Sometimes when I hear the word “truth” I am thrown back to my childhood living room, perched on the edge of an old brown chair, watching Disney’s Aladdin. I can hear Robin William’s voice (as Genie) saying to Aladdin, “Tell her the TRUTH!”
Telling the truth is such a good life practice and one that I think all people should be encouraged to become pretty accomplished in. However, the thing about truth is, it is different for everyone.
I am not really talking about the blatant, obvious truth like, “Claire, did you hit your sister a minute ago when she took your toy?” I am talking about personal truths. What is true for me is probably not true for you. Truth is a relative.
When discussing theological truths, I find myself getting into all sorts of gray areas with what is true and what isn’t. Everyone’s ideas tend to vary enough to make me doubt that anyone is actually as sane as they try to make themselves out to be.
How do you know what is truth when it comes to issues of faith?
This is a difficult question. Some people base truth on the holy writings like the Bible. If it is in scripture then it is true, simply and positively true. Some people base their truth on the experiential moments when they have shared space with the Divine. Some people base truth on their mentors opinions and values. Whatever your foundation for truth, you probably cling to it for a reason, but have you ever thought to ask yourself why?

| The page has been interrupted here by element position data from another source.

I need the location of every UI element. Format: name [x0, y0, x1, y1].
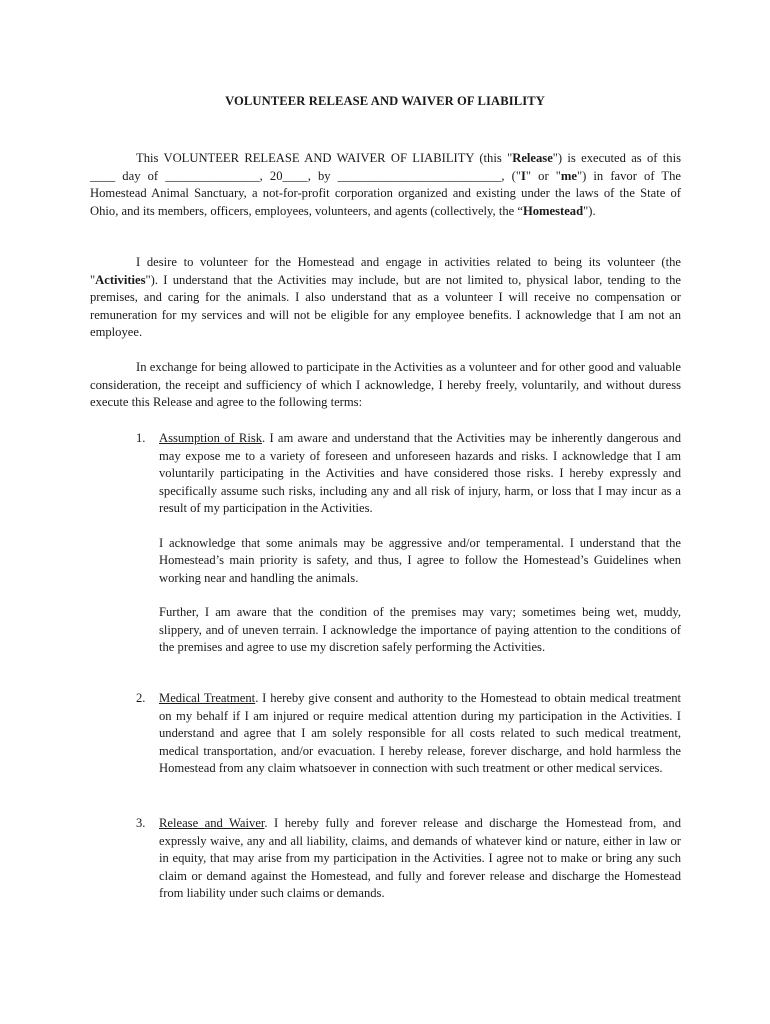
list-item-release-and-waiver [136, 815, 681, 903]
intro-text-1: This VOLUNTEER RELEASE AND WAIVER OF LIABILITY (this " [136, 151, 513, 165]
homestead-term: Homestead [522, 203, 584, 218]
release-term: Release [512, 151, 553, 165]
list-item-number: 2. [136, 691, 146, 705]
document-title: VOLUNTEER RELEASE AND WAIVER OF LIABILITY [225, 94, 545, 108]
i-term: I [520, 168, 526, 183]
intro-text-5: "). [583, 203, 596, 218]
medical-heading: Medical Treatment [159, 691, 256, 705]
assumption-paragraph-1 [159, 430, 681, 518]
list-item-assumption-of-risk [136, 430, 681, 657]
list-item-number: 3. [136, 816, 146, 830]
assumption-text: . I am aware and understand that the Activities may be inherently dangerous and may expose me to a variety of foreseen and unforeseen hazards and risks. I acknowledge that I am voluntarily participating in the Activities and have considered those risks. I hereby expressly and specifically assume such risks, including any and all risk of injury, harm, or loss that I may incur as a result of my participation in the Activities. [159, 431, 681, 515]
release-heading: Release and Waiver [159, 816, 265, 830]
medical-paragraph [159, 690, 681, 778]
assumption-paragraph-2: I acknowledge that some animals may be aggressive and/or temperamental. I understand that the Homestead’s main priority is safety, and thus, I agree to follow the Homestead’s Guidelines when working near and handling the animals. [159, 535, 681, 585]
intro-text-2: ") is executed as of this ____ day of _______________, 20____, by __________________________, (" [90, 151, 681, 183]
exchange-paragraph: In exchange for being allowed to participate in the Activities as a volunteer and for other good and valuable consideration, the receipt and sufficiency of which I acknowledge, I hereby freely, voluntarily, and without duress execute this Release and agree to the following terms: [90, 360, 681, 409]
desire-text-1: I desire to volunteer for the Homestead and engage in activities related to being its volunteer (the " [90, 255, 681, 287]
desire-paragraph [90, 254, 681, 342]
activities-term: Activities [95, 272, 146, 287]
assumption-heading: Assumption of Risk [159, 431, 263, 445]
list-item-number: 1. [136, 431, 146, 445]
me-term: me [560, 168, 577, 183]
intro-text-4: ") in favor of The Homestead Animal Sanctuary, a not-for-profit corporation organized and existing under the laws of the State of Ohio, and its members, officers, employees, volunteers, and agents (collectively, the “ [90, 168, 681, 218]
medical-text: . I hereby give consent and authority to the Homestead to obtain medical treatment on my behalf if I am injured or require medical attention during my participation in the Activities. I understand and agree that I am solely responsible for all costs related to such medical treatment, medical transportation, and/or evacuation. I hereby release, forever discharge, and hold harmless the Homestead from any claim whatsoever in connection with such treatment or other medical services. [159, 691, 681, 775]
intro-paragraph [90, 150, 681, 220]
intro-text-3: " or " [525, 168, 561, 183]
release-text: . I hereby fully and forever release and discharge the Homestead from, and expressly waive, any and all liability, claims, and demands of whatever kind or nature, either in law or in equity, that may arise from my participation in the Activities. I agree not to make or bring any such claim or demand against the Homestead, and fully and forever release and discharge the Homestead from liability under such claims or demands. [159, 816, 681, 900]
assumption-paragraph-3: Further, I am aware that the condition of the premises may vary; sometimes being wet, muddy, slippery, and of uneven terrain. I acknowledge the importance of paying attention to the conditions of the premises and agree to use my discretion safely performing the Activities. [159, 605, 681, 654]
release-paragraph [159, 815, 681, 903]
list-item-medical-treatment [136, 690, 681, 778]
desire-text-2: "). I understand that the Activities may include, but are not limited to, physical labor, tending to the premises, and caring for the animals. I also understand that as a volunteer I will receive no compensation or remuneration for my services and will not be eligible for any employee benefits. I acknowledge that I am not an employee. [90, 272, 681, 339]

When it comes to explaining my personal truth, I find that I lean more towards “anything is possible”. My truth is wrapped in my being comfortable with the mystery of the Divine and I am delighted that my understanding of God is so limited that I can be surprised everyday by just how vast this incredible Creator actually is. I don’t want to claim a truth that blocks out something true of God because I have limited my understanding of him too much.
My truth is founded in openness. Knowing that, I also recognize that for some people this sort of truth is ridiculous and ungrounded. There is a great quote by Rosemary Dougherty on this point, “Keep an open mind, but don’t let your brain fall out.”
I have known people to get into lots of disagreements about truth. Some folks will share their personal truth and will experience another person’s truth as threatening or even just plain wrong.
I believe that the Holy Spirit reveals something of God to everyone all the time. We “get it” at just the right time for us. We really don’t know what God is up to most of the time and this is where a little openness can go a long way.
Perhaps, what we can do is try to stop experiencing so much fear from people's truth and allow ourselves the gift of being honest. “This is where I am right now and what I believe to be true.” “Your truth makes me feel uncomfortable for some reason and I guess I need to spend some time pondering why.” This are really respectful and simple ways to handle issues of the relative truth. Honesty has an “I” voice. It isn’t scary or mean or threatening. This is what I have heard…this is what I have felt…this is what I am thinking… it keeps all the yuck off the "you" you are responding to.
What I'd like to propose is simple:
The truth is that honesty is timeless.